Hofer et al., used the enzyme formamidopyrimidine DNA glycosylase (FPG) and gel electrophoresis to measure levels of DNA damage (oxidized purines). They found two factors that can affect DNA damage in a young healthy population. These were fruit intake (high intake; lower DNA damage) and BMI (high BMI; higher DNA damage).

In the study by Tafurt-Cardona et al., described above, where they found reduced DNA repair in obese postmenopausal women, they also found increased DNA damages, as measured by frequencies of chromosome aberrations, in the obese postmenopausal women.

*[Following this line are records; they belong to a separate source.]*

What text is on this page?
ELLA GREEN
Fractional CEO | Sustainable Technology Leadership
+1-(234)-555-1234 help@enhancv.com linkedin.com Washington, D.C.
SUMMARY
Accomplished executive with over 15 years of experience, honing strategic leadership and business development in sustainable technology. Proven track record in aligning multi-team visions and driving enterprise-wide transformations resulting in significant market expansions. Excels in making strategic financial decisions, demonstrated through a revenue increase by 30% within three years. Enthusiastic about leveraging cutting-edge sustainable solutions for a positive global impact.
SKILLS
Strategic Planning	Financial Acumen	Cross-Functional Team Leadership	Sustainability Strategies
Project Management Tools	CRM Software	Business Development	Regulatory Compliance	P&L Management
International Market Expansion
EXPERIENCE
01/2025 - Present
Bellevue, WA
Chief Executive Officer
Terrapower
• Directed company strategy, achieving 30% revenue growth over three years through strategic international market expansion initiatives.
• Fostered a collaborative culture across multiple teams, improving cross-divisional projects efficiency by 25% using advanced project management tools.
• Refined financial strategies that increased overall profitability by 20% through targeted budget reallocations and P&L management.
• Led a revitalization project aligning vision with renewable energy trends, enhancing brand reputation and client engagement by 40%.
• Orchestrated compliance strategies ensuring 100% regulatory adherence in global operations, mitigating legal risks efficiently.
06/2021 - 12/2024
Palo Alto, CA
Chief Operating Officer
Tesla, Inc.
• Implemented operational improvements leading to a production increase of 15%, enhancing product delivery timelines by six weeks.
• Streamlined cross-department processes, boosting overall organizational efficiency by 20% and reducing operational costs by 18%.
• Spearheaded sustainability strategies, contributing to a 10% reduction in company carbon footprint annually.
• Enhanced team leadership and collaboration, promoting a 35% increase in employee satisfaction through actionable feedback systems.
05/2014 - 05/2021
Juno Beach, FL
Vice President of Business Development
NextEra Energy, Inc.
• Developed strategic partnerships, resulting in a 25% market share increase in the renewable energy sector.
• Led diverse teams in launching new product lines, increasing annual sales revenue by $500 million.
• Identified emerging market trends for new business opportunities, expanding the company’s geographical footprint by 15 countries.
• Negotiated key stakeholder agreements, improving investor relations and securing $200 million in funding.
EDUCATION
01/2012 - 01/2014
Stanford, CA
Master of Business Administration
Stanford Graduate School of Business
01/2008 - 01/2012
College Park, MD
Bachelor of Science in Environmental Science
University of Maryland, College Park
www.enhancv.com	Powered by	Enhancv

==Association by cancer site==

===Bladder cancer===
Obesity is associated with an increased risk of bladder cancer.

===Breast cancer===
Obesity has been found to decrease the risk of breast cancer among African and Caucasian women, but increase it among Asian women. Obesity is also associated with decreased survival among women with breast cancer, regardless of whether the cancer is pre- or post-menopausal.

===Colorectal cancer===
Both general and central obesity are associated with an increased risk of colorectal cancer (CRC). The relative risk among obese people relative to those of normal weight has been reported to be 1.334. An association between increased BMI and risk of colorectal adenoma has been reported, as has a dose–response relationship between BMI and colorectal adenoma risk. Increased BMI also increases all-cause mortality and mortality from CRC specifically among people diagnosed with CRC.

===Lung cancer===
Obesity has been found to protect against lung cancer, especially among those who smoke or have smoked cigarettes.

=== Liver cancer ===
Obesity affects the liver through non-alcoholic fatty liver disease which can cause steatohepatitis which in turn, due to the inflammation caused by the hepatitis, can cause oncogenic changes in hepatocytes. Dietary or genetic obesity induces alterations of the gut microbiota that result in an increased level of deoxycholic acid, a gut bacterial metabolite considered to cause DNA damage leading to liver cancer.

===Renal cell cancer===
Obesity is a risk factor for renal cell cancer.

===Thyroid cancer===
Obese people are at a higher risk of thyroid cancer than are their normal weight counterparts.